Don’t shut yourself out from the world
As I stand alone, a wind turbine turns beyond the window outside my room.
I find it’s movement monotonous but I watch the tips prick and reach for the fluffed edges of cloud.
But you seem so calm, collected, so well put together.
As I sit in the GP’s office alone, she tells me I seem so calm, so collected so well put together. I barely answer just smile slightly.
‘Is that a mask? A show?’ I start to feel vulnerable, the problem is I don’t want to be psycho-analysed. But I know she’s just doing what I’ve asked her to.
We talk about gloominess. Hopelessness. Inadequacy. Effects of these feelings on my life. Socially. On Work. On Education. And my subsequent answers -or rather jumbled responses- are scored on a sheet that minimises my emotions to a single ball point figure.
She asserts a name I can’t quite remember nor have I ever heard; a pill a prescription a mode of rebalancing the chemical levels in the body. And I can’t help but sit opposite her, almost alone, and wonder why I need this when other people don’t?

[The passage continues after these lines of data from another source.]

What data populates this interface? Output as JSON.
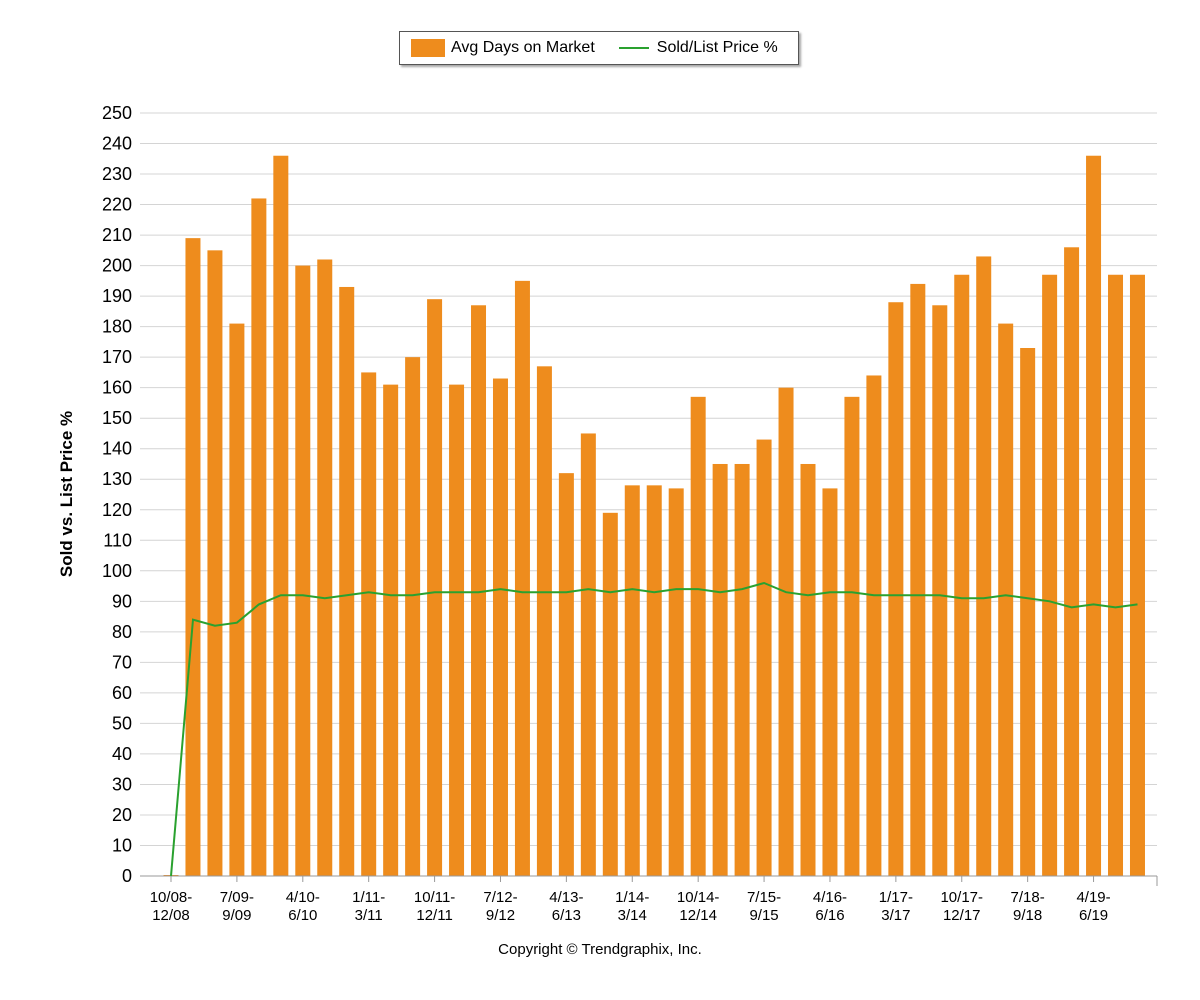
{
  "colors": {
    "bars": "#EE8C1D",
    "line": "#2AA12F",
    "grid": "#D4D4D4",
    "axis": "#999999"
  },
  "legend": {
    "bars_label": "Avg Days on Market",
    "line_label": "Sold/List Price %"
  },
  "copyright": "Copyright © Trendgraphix, Inc.",
  "chart_data": {
    "type": "bar",
    "ylabel": "Sold vs. List Price %",
    "ylim": [
      0,
      250
    ],
    "yticks": [
      0,
      10,
      20,
      30,
      40,
      50,
      60,
      70,
      80,
      90,
      100,
      110,
      120,
      130,
      140,
      150,
      160,
      170,
      180,
      190,
      200,
      210,
      220,
      230,
      240,
      250
    ],
    "grid": true,
    "legend_position": "top-center",
    "x_tick_labels": [
      {
        "index": 0,
        "line1": "10/08-",
        "line2": "12/08"
      },
      {
        "index": 3,
        "line1": "7/09-",
        "line2": "9/09"
      },
      {
        "index": 6,
        "line1": "4/10-",
        "line2": "6/10"
      },
      {
        "index": 9,
        "line1": "1/11-",
        "line2": "3/11"
      },
      {
        "index": 12,
        "line1": "10/11-",
        "line2": "12/11"
      },
      {
        "index": 15,
        "line1": "7/12-",
        "line2": "9/12"
      },
      {
        "index": 18,
        "line1": "4/13-",
        "line2": "6/13"
      },
      {
        "index": 21,
        "line1": "1/14-",
        "line2": "3/14"
      },
      {
        "index": 24,
        "line1": "10/14-",
        "line2": "12/14"
      },
      {
        "index": 27,
        "line1": "7/15-",
        "line2": "9/15"
      },
      {
        "index": 30,
        "line1": "4/16-",
        "line2": "6/16"
      },
      {
        "index": 33,
        "line1": "1/17-",
        "line2": "3/17"
      },
      {
        "index": 36,
        "line1": "10/17-",
        "line2": "12/17"
      },
      {
        "index": 39,
        "line1": "7/18-",
        "line2": "9/18"
      },
      {
        "index": 42,
        "line1": "4/19-",
        "line2": "6/19"
      }
    ],
    "series": [
      {
        "name": "Avg Days on Market",
        "type": "bar",
        "values": [
          0,
          209,
          205,
          181,
          222,
          236,
          200,
          202,
          193,
          165,
          161,
          170,
          189,
          161,
          187,
          163,
          195,
          167,
          132,
          145,
          119,
          128,
          128,
          127,
          157,
          135,
          135,
          143,
          160,
          135,
          127,
          157,
          164,
          188,
          194,
          187,
          197,
          203,
          181,
          173,
          197,
          206,
          236,
          197,
          197
        ]
      },
      {
        "name": "Sold/List Price %",
        "type": "line",
        "values": [
          0,
          84,
          82,
          83,
          89,
          92,
          92,
          91,
          92,
          93,
          92,
          92,
          93,
          93,
          93,
          94,
          93,
          93,
          93,
          94,
          93,
          94,
          93,
          94,
          94,
          93,
          94,
          96,
          93,
          92,
          93,
          93,
          92,
          92,
          92,
          92,
          91,
          91,
          92,
          91,
          90,
          88,
          89,
          88,
          89
        ]
      }
    ]
  }
}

Let’s get out of here for a while
As I sit alone in the passenger side of my friend’s car, she drives me to an escape that I can’t seem to reach. I wonder if this gaping pit of emptiness inside me will ever subside.
I think of someone I have recently lost, who I don’t talk to anymore. I wonder if, as I hold them in my heart, if they too still think of me even though vast distance separates our bodies; two once connected hearts beating in different ends of the same land.

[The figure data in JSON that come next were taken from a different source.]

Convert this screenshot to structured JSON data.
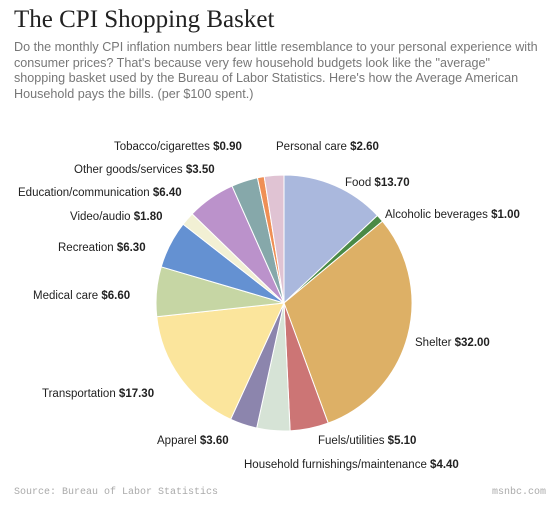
{
  "header": {
    "title": "The CPI Shopping Basket",
    "subtitle": "Do the monthly CPI inflation numbers bear little resemblance to your personal experience with consumer prices? That's because very few household budgets look like the \"average\" shopping basket used by the Bureau of Labor Statistics. Here's how the Average American Household pays the bills. (per $100 spent.)"
  },
  "footer": {
    "source": "Source: Bureau of Labor Statistics",
    "brand": "msnbc.com"
  },
  "chart_data": {
    "type": "pie",
    "unit": "$ per $100 spent",
    "slices": [
      {
        "label": "Food",
        "value_text": "$13.70",
        "value": 13.7,
        "color": "#aab8dd"
      },
      {
        "label": "Alcoholic beverages",
        "value_text": "$1.00",
        "value": 1.0,
        "color": "#4a8a46"
      },
      {
        "label": "Shelter",
        "value_text": "$32.00",
        "value": 32.0,
        "color": "#ddb066"
      },
      {
        "label": "Fuels/utilities",
        "value_text": "$5.10",
        "value": 5.1,
        "color": "#cc7575"
      },
      {
        "label": "Household furnishings/maintenance",
        "value_text": "$4.40",
        "value": 4.4,
        "color": "#d6e3d6"
      },
      {
        "label": "Apparel",
        "value_text": "$3.60",
        "value": 3.6,
        "color": "#8c85ad"
      },
      {
        "label": "Transportation",
        "value_text": "$17.30",
        "value": 17.3,
        "color": "#fbe59c"
      },
      {
        "label": "Medical care",
        "value_text": "$6.60",
        "value": 6.6,
        "color": "#c6d6a4"
      },
      {
        "label": "Recreation",
        "value_text": "$6.30",
        "value": 6.3,
        "color": "#6491d2"
      },
      {
        "label": "Video/audio",
        "value_text": "$1.80",
        "value": 1.8,
        "color": "#f2f0d4"
      },
      {
        "label": "Education/communication",
        "value_text": "$6.40",
        "value": 6.4,
        "color": "#bb92cb"
      },
      {
        "label": "Other goods/services",
        "value_text": "$3.50",
        "value": 3.5,
        "color": "#86a8aa"
      },
      {
        "label": "Tobacco/cigarettes",
        "value_text": "$0.90",
        "value": 0.9,
        "color": "#ef8f55"
      },
      {
        "label": "Personal care",
        "value_text": "$2.60",
        "value": 2.6,
        "color": "#e0c3d3"
      }
    ]
  }
}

As I get home that night I sit alone, a wind turbine turns beyond the window outside my room. I cannot see it this time, it is masked behind blackened trees and before a teal sky, that merges eventually into aquatic blue.
. Back to basics
As I sit alone, 2 months later planning an essay I feel relatively confident about, I realise the cliche might just be on to something: it does get better. Time does heal or perhaps in response to time our bodies force us to heal. Either way I sit here, alone, yet more optimistic.

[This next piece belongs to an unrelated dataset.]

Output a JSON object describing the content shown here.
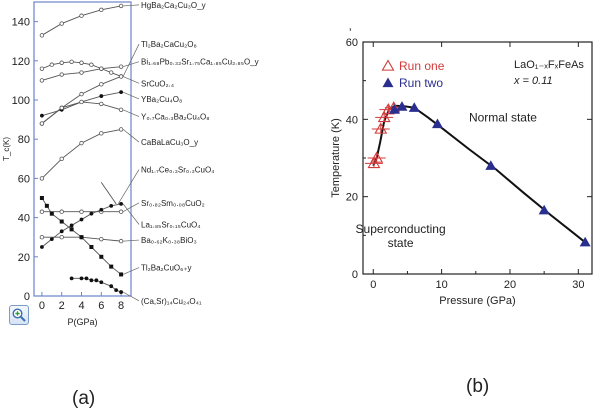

I think of the trees that incase turbines opposite my house. I think of how they refuse to stop turning, just like the world. I think of how beautifully hazy the sky looked last night just before the sun laid itself to rest, of its boundaries of blue and yellow and their slow goodbyes to the air. And as I sit here alone I tell myself that I am better now because I see the beauty in things I for some time was unable to see, that I overlooked and took for granted because of the banality of life in that moment. It gets better, I tell myself as I sit alone, remembering not to shut myself out from the world.